What Is Llamafile?
Llamafile is a Mozilla project that solves the distribution problem for local LLMs. The challenge: running open-source models requires installing Python, CUDA drivers, model weights, and dependencies — a setup that takes an hour and fails in dozens of ways.
Llamafile packages the model weights, the inference runtime, and a web UI into a single executable file. On macOS you double-click it. On Windows it opens in a browser. On Linux you chmod +x and run it.

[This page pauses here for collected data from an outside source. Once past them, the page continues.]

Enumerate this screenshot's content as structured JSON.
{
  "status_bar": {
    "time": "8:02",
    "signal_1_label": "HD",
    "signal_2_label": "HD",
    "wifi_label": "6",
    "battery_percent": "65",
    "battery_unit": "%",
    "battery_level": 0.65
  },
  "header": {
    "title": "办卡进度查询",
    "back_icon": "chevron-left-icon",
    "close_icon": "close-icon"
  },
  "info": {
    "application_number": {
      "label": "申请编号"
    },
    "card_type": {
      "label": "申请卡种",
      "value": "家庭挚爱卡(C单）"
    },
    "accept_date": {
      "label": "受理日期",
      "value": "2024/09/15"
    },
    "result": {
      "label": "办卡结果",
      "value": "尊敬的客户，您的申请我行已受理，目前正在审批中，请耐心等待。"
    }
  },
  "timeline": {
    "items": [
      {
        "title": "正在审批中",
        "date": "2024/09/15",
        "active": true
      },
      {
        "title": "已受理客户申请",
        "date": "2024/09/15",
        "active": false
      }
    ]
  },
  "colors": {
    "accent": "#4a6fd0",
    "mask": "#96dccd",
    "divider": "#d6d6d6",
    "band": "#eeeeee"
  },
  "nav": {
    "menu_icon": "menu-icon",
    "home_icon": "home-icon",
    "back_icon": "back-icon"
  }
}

No installation required, no Python environment, no GPU drivers needed (though it will use the GPU if available).
The underlying magic is Mozilla's cosmopolitan libc: a polyglot binary format that contains native code for multiple architectures (x86_64, ARM64) and operating systems, and self-selects the right one at launch.
Download and Run
# Download a llamafile (example: Llama 3.2 3B)
wget https://huggingface.co/Mozilla/Llama-3.2-3B-Instruct/resolve/main/Llama-3.2-3B-Instruct.Q6_K.llamafile
# Make executable (Linux/Mac)
chmod +x Llama-3.2-3B-Instruct.Q6_K.llamafile
# Run — opens browser UI automatically
./Llama-3.2-3B-Instruct.Q6_K.llamafile
On Windows: rename to .exe and double-click.
CLI Mode and OpenAI-Compatible Server
Llamafile includes llama.cpp's server mode with an OpenAI-compatible API:
# Start as API server on port 8080
./model.llamafile --server --port 8080 --nobrowser
# Query via curl
curl http://localhost:8080/v1/chat/completions -H "Content-Type: application/json" -d '{
"model": "gpt-3.5-turbo",
"messages": [{"role": "user", "content": "Hello!"}]
}'
Any application that accepts an OpenAI base URL can point to your local llamafile server.
CLI Inference
# Single prompt, no server
./model.llamafile --cli -p "Explain the difference between TCP and UDP:" --temp 0.7 -n 200
Package Your Own Model
You can bundle any GGUF model into a llamafile:
# Install zipalign
pip install zipalign-n-paste
# Download the llamafile runtime
wget https://github.com/Mozilla-Ocho/llamafile/releases/latest/download/llamafile-0.9.0.zip
unzip llamafile-0.9.0.zip
# Bundle your GGUF model
cp llamafile-0.9.0 my-custom-model.llamafile
zipalign -j0 my-custom-model.llamafile your-model.gguf
# Optionally embed a system prompt
echo "-p "You are a helpful cooking assistant." --temp 0.8" > .args
zipalign -j0 my-custom-model.llamafile .args
The resulting file is a self-contained executable that runs your model with your system prompt, distributable as a single file.
Offline-First
Llamafile has zero network dependencies at runtime. There are no telemetry calls, no model download at startup, no API keys. This makes it suitable for air-gapped environments, enterprise deployments with strict network policies, and personal use where privacy is a priority.
Llamafile vs Ollama
Ollama is better for model management: it has a model library, a pull command, easy switching between models, and automatic model updates. Llamafile is better for distribution: you give someone one file and they can run the model — no Ollama installation, no model pull, nothing. For internal tools or sharing a specific model with non-technical users, llamafile's single-file nature is a major advantage.